Somebody please help!?
Can somebody please explain why the vein has lower blood pressure than the artery or capillaries using physics? Hint: Use Bernoulli principle, and pressure formula possibly? Just give an good argument. Thanks.
P.S I know the mechanism of the heart pretty well, but I need physics to make a point.
Tagged with: bernoulli principle • heart • lower blood pressure • physics
Filed under: how to lower blood pressure
Dude,
I have no idea what the difference is between a vein and a artery, but I know plumbing.
When you look at the flow of a liquid in a system, the pressure gets lower and lower as the liquid moves along. This is because it is losing some of its energy to friction, and since the flow rate can’t change, it loses pressure.
You can add energy, hence pressure, to a system by using a PUMP. That is what the heart is, right, a pump? It adds pressure to the system at that point to make the entire system work. This is why the thingies after the heart have higher pressure than the thingies before the heart.
So, you can see that the maximum pressure in the system would occur right after the heart, where there has been no friction losses yet.

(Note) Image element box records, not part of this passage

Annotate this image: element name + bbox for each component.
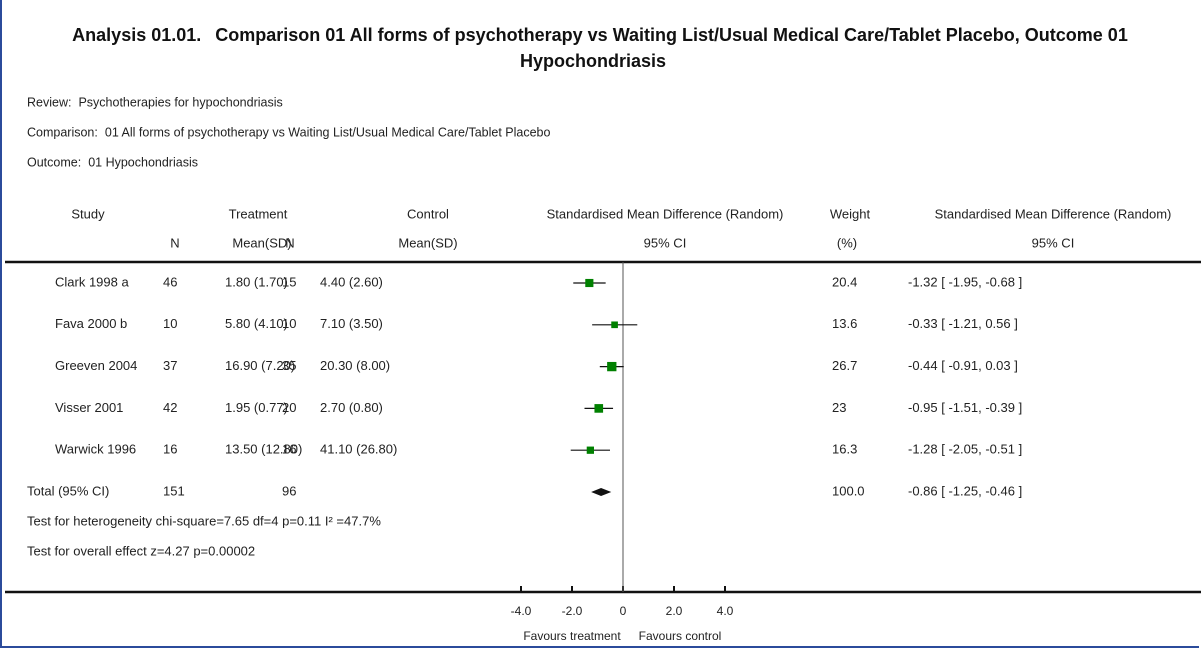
- study-name: Clark 1998 a: [55, 274, 129, 289]
- n-treatment: 37: [163, 358, 177, 373]
- n-control: 20: [282, 400, 296, 415]
- weight: 100.0: [832, 483, 865, 498]
- subheader: 95% CI: [644, 235, 687, 250]
- mean-treatment: 13.50 (12.80): [225, 442, 302, 457]
- n-treatment: 46: [163, 274, 177, 289]
- study-name: Fava 2000 b: [55, 316, 127, 331]
- x-tick-label: -4.0: [511, 604, 532, 618]
- total-diamond: [591, 488, 612, 496]
- study-name: Greeven 2004: [55, 358, 137, 373]
- meta-value: Psychotherapies for hypochondriasis: [78, 95, 282, 109]
- x-tick-label: -2.0: [562, 604, 583, 618]
- n-control: 35: [282, 358, 296, 373]
- meta-label: Comparison:: [27, 125, 98, 139]
- study-name: Warwick 1996: [55, 442, 136, 457]
- header: Treatment: [229, 206, 288, 221]
- title: Analysis 01.01. Comparison 01 All forms o…: [50, 22, 1150, 74]
- study-marker: [611, 321, 618, 329]
- weight: 13.6: [832, 316, 857, 331]
- mean-control: 41.10 (26.80): [320, 442, 397, 457]
- header: Weight: [830, 206, 871, 221]
- mean-treatment: 1.95 (0.77): [225, 400, 288, 415]
- subheader: Mean(SD): [232, 235, 291, 250]
- meta-label: Outcome:: [27, 155, 81, 169]
- mean-control: 20.30 (8.00): [320, 358, 390, 373]
- effect-ci: -1.28 [ -2.05, -0.51 ]: [908, 442, 1022, 457]
- meta-value: 01 All forms of psychotherapy vs Waiting…: [105, 125, 551, 139]
- meta-label: Review:: [27, 95, 71, 109]
- weight: 20.4: [832, 274, 857, 289]
- n-treatment: 151: [163, 483, 185, 498]
- header: Standardised Mean Difference (Random): [547, 206, 784, 221]
- meta-value: 01 Hypochondriasis: [88, 155, 198, 169]
- effect-ci: -0.44 [ -0.91, 0.03 ]: [908, 358, 1018, 373]
- header: Control: [407, 206, 449, 221]
- total-name: Total (95% CI): [27, 483, 109, 498]
- effect-ci: -0.86 [ -1.25, -0.46 ]: [908, 483, 1022, 498]
- effect-ci: -0.33 [ -1.21, 0.56 ]: [908, 316, 1018, 331]
- x-tick-label: 2.0: [666, 604, 683, 618]
- mean-control: 2.70 (0.80): [320, 400, 383, 415]
- n-control: 96: [282, 483, 296, 498]
- favours-label: Favours treatment: [523, 629, 621, 643]
- weight: 16.3: [832, 442, 857, 457]
- subheader: N: [285, 235, 294, 250]
- subheader: Mean(SD): [398, 235, 457, 250]
- weight: 26.7: [832, 358, 857, 373]
- header: Standardised Mean Difference (Random): [935, 206, 1172, 221]
- study-marker: [585, 278, 594, 288]
- subheader: (%): [837, 235, 857, 250]
- x-tick-label: 0: [620, 604, 627, 618]
- analysis-label: Analysis 01.01.: [72, 25, 202, 45]
- effect-ci: -1.32 [ -1.95, -0.68 ]: [908, 274, 1022, 289]
- n-control: 15: [282, 274, 296, 289]
- study-marker: [594, 404, 604, 413]
- n-treatment: 16: [163, 442, 177, 457]
- subheader: N: [170, 235, 179, 250]
- effect-ci: -0.95 [ -1.51, -0.39 ]: [908, 400, 1022, 415]
- mean-control: 7.10 (3.50): [320, 316, 383, 331]
- title-text: Comparison 01 All forms of psychotherapy…: [215, 25, 1128, 71]
- n-treatment: 42: [163, 400, 177, 415]
- favours-label: Favours control: [639, 629, 722, 643]
- mean-treatment: 1.80 (1.70): [225, 274, 288, 289]
- n-control: 10: [282, 316, 296, 331]
- weight: 23: [832, 400, 846, 415]
- n-control: 16: [282, 442, 296, 457]
- subheader: 95% CI: [1032, 235, 1075, 250]
- test-note: Test for heterogeneity chi-square=7.65 d…: [27, 513, 381, 528]
- n-treatment: 10: [163, 316, 177, 331]
- header: Study: [71, 206, 105, 221]
- test-note: Test for overall effect z=4.27 p=0.00002: [27, 543, 255, 558]
- x-tick-label: 4.0: [717, 604, 734, 618]
- study-name: Visser 2001: [55, 400, 123, 415]
- study-marker: [586, 446, 594, 454]
- mean-treatment: 16.90 (7.20): [225, 358, 295, 373]
- mean-control: 4.40 (2.60): [320, 274, 383, 289]
- mean-treatment: 5.80 (4.10): [225, 316, 288, 331]
- study-marker: [607, 361, 617, 372]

And the lowest pressure would be right before the heart.
Now, as far as Bernoulli goes, he was talking about the dynamic pressure of a fluid WITHIN a pipe. So you could apply his principle to a single vein thingy: If the there is a certain flow rate in the vein and then the vein gets smaller, then the velocity must increase to keep the same flow rate. This increased velocity causes the pressure to drop in that section of the vein.
http://www.engineeringtoolbox.com/energy-hydraulic-grade-line-d_613.html
Not sure what the "Pressure Formula" is?